Art Demystified: Why is Buying Art as an Investment Frowned Upon?

Let's talk about the money.

Amedeo Modigliani, Jeanne Hébuterne (au foulard), 1919. Photo courtesy Sotheby's.

Using art as a means to make money or transfer assets isn’t new, but “investment” is almost a dirty word when used in the context of the art world. Why is it so frowned upon? Everybody working in the art market has to make a living, after all.

From an economic standpoint, galleries and artists dislike the concept of “flipping” art—buying art with the explicit intention to resell—because a high number of works on the market can undermine an artist’s value. It’s about supply and demand, since scarcity creates high prices.

“I think artists are uncomfortable about, and do not wish to have their work discussed in terms of prices and market value, and what is selling and not selling,” art dealer Augusto Arbizo, director and partner at New York’s 11R gallery, told artnet News in an e-mail. “They want the work discussed in critical terms and historical context.”

However, according to the outspoken Los Angeles dealer and collector Stefan Simchowitz, the reality is quite different. “99 percent of people who buy a piece of art do so because they believe it will have more value in the future, and if it doesn’t then somehow the quality of the art in their minds is reduced,” he told artnet News in a telephone interview.

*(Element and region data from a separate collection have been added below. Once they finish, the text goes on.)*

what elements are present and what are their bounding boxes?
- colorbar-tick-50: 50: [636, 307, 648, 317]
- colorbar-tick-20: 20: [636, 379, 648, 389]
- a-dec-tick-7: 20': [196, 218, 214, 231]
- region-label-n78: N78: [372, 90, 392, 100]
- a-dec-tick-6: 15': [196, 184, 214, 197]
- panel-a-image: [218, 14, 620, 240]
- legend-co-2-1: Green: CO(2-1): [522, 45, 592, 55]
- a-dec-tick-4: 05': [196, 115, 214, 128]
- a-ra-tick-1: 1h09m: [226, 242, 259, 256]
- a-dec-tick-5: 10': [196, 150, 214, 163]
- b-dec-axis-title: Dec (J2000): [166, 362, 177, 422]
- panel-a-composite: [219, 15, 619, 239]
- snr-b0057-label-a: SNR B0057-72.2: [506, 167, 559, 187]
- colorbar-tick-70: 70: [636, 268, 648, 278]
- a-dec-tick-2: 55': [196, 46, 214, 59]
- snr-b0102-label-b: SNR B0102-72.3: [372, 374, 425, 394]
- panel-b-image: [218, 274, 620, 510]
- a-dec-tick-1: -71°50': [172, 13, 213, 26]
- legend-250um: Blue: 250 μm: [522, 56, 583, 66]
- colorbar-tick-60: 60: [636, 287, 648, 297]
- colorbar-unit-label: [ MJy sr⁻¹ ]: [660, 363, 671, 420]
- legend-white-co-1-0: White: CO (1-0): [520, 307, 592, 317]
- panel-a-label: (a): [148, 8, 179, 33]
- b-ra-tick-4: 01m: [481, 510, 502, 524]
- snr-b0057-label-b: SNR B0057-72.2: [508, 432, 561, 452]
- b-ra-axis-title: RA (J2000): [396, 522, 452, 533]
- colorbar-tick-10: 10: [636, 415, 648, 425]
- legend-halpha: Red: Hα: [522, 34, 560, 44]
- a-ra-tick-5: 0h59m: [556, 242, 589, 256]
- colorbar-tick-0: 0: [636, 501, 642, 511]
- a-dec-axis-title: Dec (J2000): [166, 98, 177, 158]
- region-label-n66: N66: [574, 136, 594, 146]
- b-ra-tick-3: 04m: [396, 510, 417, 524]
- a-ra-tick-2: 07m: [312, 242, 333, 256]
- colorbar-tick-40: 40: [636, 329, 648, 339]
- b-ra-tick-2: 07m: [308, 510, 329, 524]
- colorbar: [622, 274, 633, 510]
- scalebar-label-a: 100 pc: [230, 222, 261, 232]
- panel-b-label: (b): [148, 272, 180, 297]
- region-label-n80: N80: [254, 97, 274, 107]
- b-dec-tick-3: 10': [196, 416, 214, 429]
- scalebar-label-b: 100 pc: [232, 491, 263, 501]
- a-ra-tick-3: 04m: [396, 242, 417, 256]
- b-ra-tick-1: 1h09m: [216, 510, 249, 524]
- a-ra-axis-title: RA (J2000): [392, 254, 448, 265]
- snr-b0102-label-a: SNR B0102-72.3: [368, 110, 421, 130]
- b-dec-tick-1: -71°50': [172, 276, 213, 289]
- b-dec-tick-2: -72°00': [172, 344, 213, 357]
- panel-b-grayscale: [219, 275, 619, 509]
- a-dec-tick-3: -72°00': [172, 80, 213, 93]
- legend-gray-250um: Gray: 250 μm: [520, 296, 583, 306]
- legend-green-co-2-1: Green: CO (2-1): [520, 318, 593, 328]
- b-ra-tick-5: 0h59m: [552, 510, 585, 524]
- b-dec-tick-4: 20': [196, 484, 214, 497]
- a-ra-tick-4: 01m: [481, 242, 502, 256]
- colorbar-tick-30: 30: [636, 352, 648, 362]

Stefan Simchowitz. Photo: Angela Weiss/Getty Images for Art Los Angeles Contemporary.

Stefan Simchowitz wants to talk openly about the money. Photo: Angela Weiss/Getty Images for Art Los Angeles Contemporary.

“So what you have is an entire industry of collectors and supporters who pretend, and have spent an enormous amount of time constructing a false narrative to explain that they collect art because they love it and that it has nothing to do with money,” he continued. “But somewhere in the conversation it’s always about money. It’s one of these mythic, moral hypocrisies that’s been built within the culture system.”

Indeed, there is mounting evidence of increased speculation in the contemporary art market. Artists whose work comes up at auction are increasingly younger, as investors seek to capitalize on the next star artist by purchasing their work early. The flipside is that a sharp increase in price is often followed by a rapid descent, as the rise and fall of the so-called “zombie formalists” painters demonstrated.

Simchowitz says he advocates a frank approach to buying and selling art. He himself specializes in purchasing large quantities of art directly from emerging artists, often with the intention to resell. However, unlike virtually any other collector or dealer, he does so openly.

“Now if an honest art world is better or worse than a dishonest art world I don’t know,” he conceded. “I just think that clarity and transparency is going to be much more effective for a heterogeneous form of cultural production and distribution instead of this homogenized, fake moral mythology that has led people to collect the same things, in the same way, over and over again, masking their intentionality in some kind of falsehood.”